Nothing exciting to report so I will revert to my all-too familiar habit of bullet-pointing [this is a fabricated verb]:

a.) Milestones reached: For the first time in 13 years I have managed to do a split. Amalia Hernandez, the founder of the Mexican Ballet and the cantankerous, positively insane woman who I had the honor of calling “teacher,” would surely be proud, and so am I. It’s taken me a couple of weeks to get the muscles stretched that way again and the process reminded me of afternoons at her house, standing by the bar and watching spots of light dance across the floor, envious because all I was doing was my 100th plie. Or the Palacio de Bellas Artes, with her yelling somewhere backstage. I shouldn’t have left ballet with the childishly simple excuse of “it’s not fun”…it’s a beautiful art of body and soul. On another note, I ran a 6-minute mile. For the first time in quite some time I felt like what Mike Markowitz still refers to as a “beast,” though we both laugh about it. I had forgotten what track spikes felt like, wrapped tightly around your foot, almost willing your leg upwards with a Hermes-like weightlessness.

b.) I had a run-in with a key lime pie. Or rather, I tried to make one, but put in entire eggs instead of egg whites, and forgot that Cuban condensed milk is a lot sweeter than American condensed milk [of course, we Cubans have a tendency of taking things like "sweetness" or "grease" to unpalatable extremes]. The end result: a much too sweet, but still edible dessert, and a lot of jokes at the dinner table.

c.) Highlights: I saw “Across the Universe.” Aside from being an aesthetically pleasing spectacle, the movie moved me with its music. At points, the entire theater was singing and stomping to Beatles classics, which I didn’t mind anywhere near as much as I do those people who clap at random jokes in the middle of a packed theater or my one-time experience at the Rocky Horror Picture Show in Cambridge [Tom, back me up on this]. I actually enjoyed it and joined in. Driving home on the Turnpike and listening to a different kind of classic – Joshua Bell – I smiled to think how much of our lives is set to music. [On a sidenote, I wondered how much of my personal liking of the violin is narcissistic, since it's the instrument that most resembles the human voice]. In the past I’ve argued that music has taken away the natural ups and downs of our emotions, leaving us with a finely tuned escape permanently blaring from our iPods. Music can create little ersatz bubbles for us to walk around campus, permanently submerged in a stimulus other than our own thoughts. But oddly enough, on the drive home I felt that my faith in music had been restored. In fact, I felt a bit like Jack Kerouac (to name a figure that is period-appropriate), making rhythm with random words and streaming thoughts, half-accidentally showing the world that music is created everywhere if we just stop long enough to find a beat. And so as Nietzsche said (and later John Stamos, of all people, quoted), “Without music, life would be an error.”

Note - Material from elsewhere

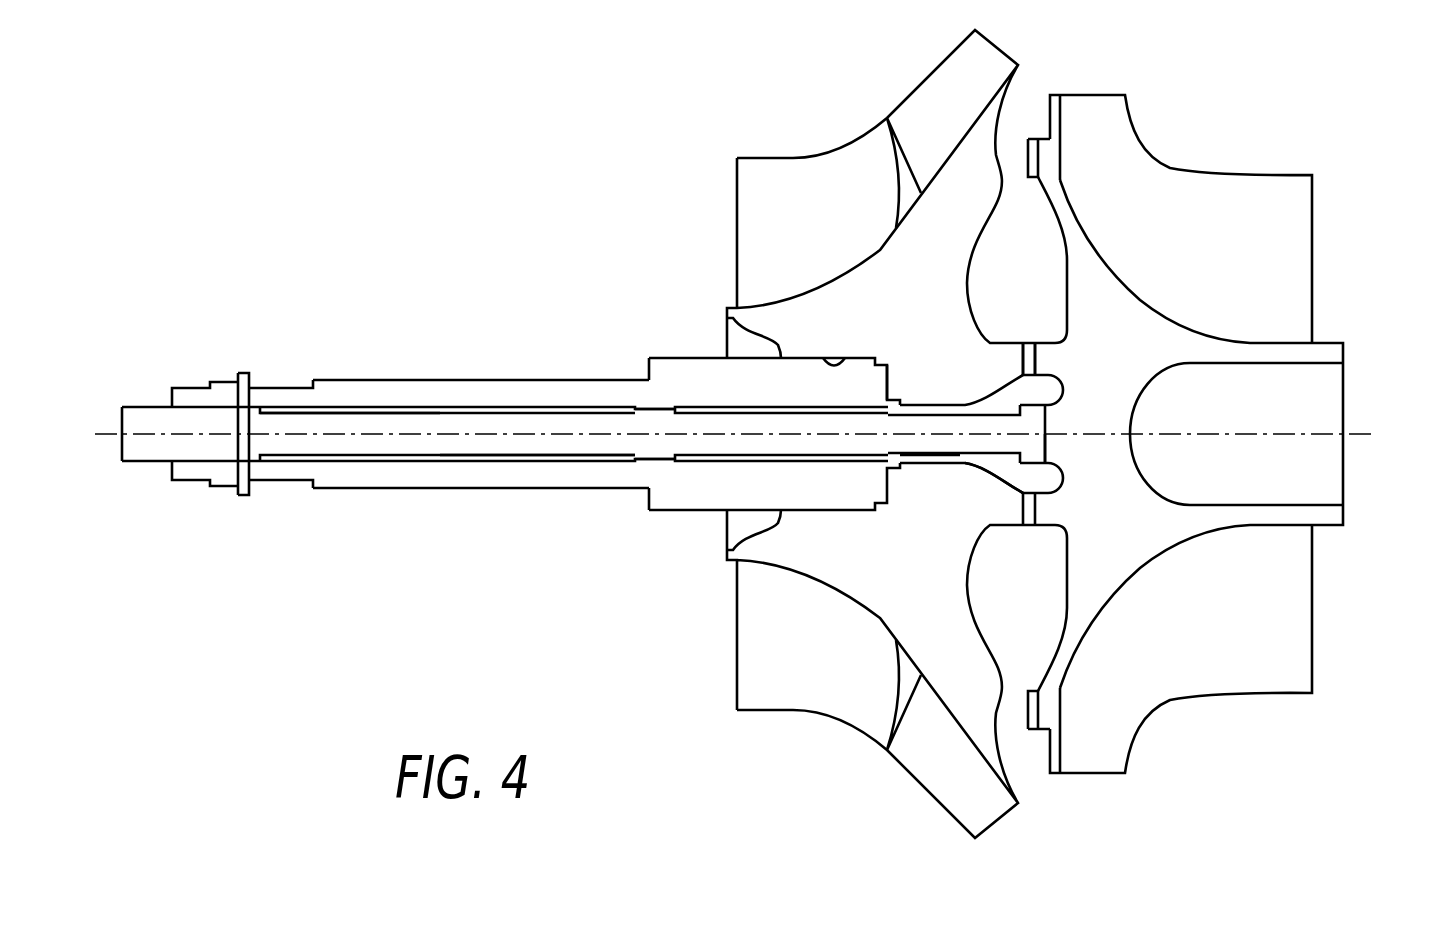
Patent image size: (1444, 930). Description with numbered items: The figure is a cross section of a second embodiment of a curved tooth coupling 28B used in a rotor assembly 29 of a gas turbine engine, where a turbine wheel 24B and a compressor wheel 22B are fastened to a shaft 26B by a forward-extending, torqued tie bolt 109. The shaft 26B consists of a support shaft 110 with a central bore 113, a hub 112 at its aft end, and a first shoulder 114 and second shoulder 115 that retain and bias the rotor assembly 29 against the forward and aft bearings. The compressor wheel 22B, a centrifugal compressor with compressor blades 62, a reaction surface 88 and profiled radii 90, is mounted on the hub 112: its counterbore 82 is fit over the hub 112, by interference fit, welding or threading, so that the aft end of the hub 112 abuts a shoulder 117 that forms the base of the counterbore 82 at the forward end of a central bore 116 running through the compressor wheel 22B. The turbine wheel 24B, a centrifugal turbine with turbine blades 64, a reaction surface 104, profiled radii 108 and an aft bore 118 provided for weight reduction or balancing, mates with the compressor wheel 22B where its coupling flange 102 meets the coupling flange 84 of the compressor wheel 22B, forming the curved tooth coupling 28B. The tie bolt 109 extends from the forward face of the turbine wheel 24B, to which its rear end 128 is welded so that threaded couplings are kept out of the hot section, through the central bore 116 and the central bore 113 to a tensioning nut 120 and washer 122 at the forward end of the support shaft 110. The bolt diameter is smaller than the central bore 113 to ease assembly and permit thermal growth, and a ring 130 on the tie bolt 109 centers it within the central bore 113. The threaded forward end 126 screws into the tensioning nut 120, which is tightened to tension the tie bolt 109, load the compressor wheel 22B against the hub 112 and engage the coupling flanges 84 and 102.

d.) I’ve been thoroughly reviewing my Libertarian views, especially when it comes to the world economy. More to come on this later, if I ever actually get somewhere.

e.) Last night was restless, which is not particularly unusual for me. I woke up from the torrential downpour outside and cursed the alarm system that wouldn’t let me open my window for fear of waking everybody. I’ve concluded that the indoor spaces of houses should be more fluid with the outdoor ones. Windows and doors should be open. Damn alarm systems shouldn’t be in the way of me getting my hands wet with rain.

f.) I’m drawing again. Kind of. I have nothing to say on this other than how amazing it feels to grind charcoal on good paper.

g.) I want to be across the ocean already, so I can stop writing boring accounts of movies and random days, and start doing, watching, looking.